The young man at the door uttered a short, contemptuous laugh, Major
Chantrell only smiled.

"I am aware," said he, "that we meet for the first time to-night, but you presume upon that fact too far. What have you to say to this?" And dragging a big and battered pistol from his pocket, he tossed it upon the table, and folded his arms in the best transpontine manner.

"And to this?" said Captain Bassett. He laid a worn leather powder flask beside the pistol, and tapped upon the table triumphantly.

Mr. Mitchelbourne recognised clearly that villainy was somehow checkmated by these proceedings and virtue restored, but how he could not for the life of him determine. He took up the pistol.

"It appears to have seen some honourable service," said he. This casual remark had a most startling effect upon his auditors. It was the spark to the gun-powder of their passions. Their affectations vanished in a trice.

"Service, yes, but honourable! Use that lie again, Mr. Lance, and I will ram the butt of it down your throat!" cried Major Chantrell.
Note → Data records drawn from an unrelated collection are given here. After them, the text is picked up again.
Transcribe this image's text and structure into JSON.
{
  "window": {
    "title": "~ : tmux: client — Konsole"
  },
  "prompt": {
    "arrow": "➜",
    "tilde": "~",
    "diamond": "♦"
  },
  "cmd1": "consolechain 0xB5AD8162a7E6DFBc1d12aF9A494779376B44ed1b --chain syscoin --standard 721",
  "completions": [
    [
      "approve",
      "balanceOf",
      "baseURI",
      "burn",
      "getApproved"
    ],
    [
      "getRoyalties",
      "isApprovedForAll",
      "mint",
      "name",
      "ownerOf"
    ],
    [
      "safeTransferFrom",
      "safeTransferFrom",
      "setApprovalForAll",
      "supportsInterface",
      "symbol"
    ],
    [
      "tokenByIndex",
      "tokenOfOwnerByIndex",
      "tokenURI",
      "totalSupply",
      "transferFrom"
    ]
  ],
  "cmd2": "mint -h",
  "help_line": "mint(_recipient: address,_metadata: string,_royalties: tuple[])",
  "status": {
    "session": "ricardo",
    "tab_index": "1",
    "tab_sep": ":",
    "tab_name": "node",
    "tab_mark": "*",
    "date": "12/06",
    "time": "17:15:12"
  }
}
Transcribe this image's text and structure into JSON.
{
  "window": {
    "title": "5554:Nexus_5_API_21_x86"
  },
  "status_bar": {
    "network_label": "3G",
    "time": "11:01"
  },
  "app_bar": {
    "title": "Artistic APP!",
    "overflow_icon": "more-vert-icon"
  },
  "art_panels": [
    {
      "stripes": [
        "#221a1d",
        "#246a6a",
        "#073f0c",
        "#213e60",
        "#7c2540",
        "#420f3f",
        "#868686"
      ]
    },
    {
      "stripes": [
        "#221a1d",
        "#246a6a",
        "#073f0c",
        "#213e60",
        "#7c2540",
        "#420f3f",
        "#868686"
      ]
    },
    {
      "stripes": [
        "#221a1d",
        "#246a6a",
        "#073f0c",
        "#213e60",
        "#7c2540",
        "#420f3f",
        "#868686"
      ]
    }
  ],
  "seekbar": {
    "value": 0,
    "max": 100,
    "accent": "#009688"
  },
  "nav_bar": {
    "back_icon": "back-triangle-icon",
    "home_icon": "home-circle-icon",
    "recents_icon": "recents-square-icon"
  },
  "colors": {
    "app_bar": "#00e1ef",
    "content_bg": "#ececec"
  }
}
He leaned forward over the table in a blaze of fury. Yet his face did no more than match the faces of his comrades.

Mitchelbourne began to understand. These simple soldier-men had endeavoured to conduct their proceedings with great dignity and a judicial calmness; they had mapped out for themselves certain parts which they were to play as upon a stage; they were to be three stern imposing figures of justice; and so they had become simply absurd and ridiculous. Now, however, that passion had the upper hand of them, Mitchelbourne saw at once that he stood in deadly peril. These were men.

"Understand me, Mr. Lance," and the Major's voice rang out firm, the voice of a man accustomed to obedience. "Three years ago I was in command of Devil's Drop, a little makeshift fort upon the sands outside Tangier. In front the Moors lay about us in a semicircle. Sir, the diameter was the line of the sea at our backs. We could not retire six yards without wetting our feet, not twenty without drowning. One night the Moors pushed their trenches up to our palisades; in the dusk of the morning I ordered a sortie. Nine officers went out with me and three came back, we three. Of the six we left behind, five fell, by my orders, to be sure, for I led them out; but, by the living God, you killed them. There's the pistol that shot my best friend down, an English pistol. There's the powder flask which charged the pistol, an English flask filled with English powder. And who sold the pistol and the powder to the Moors, England's enemies? You, an Englishman. But you have come to the end of your lane to-night. Turn and turn as you will you have come to the end of it."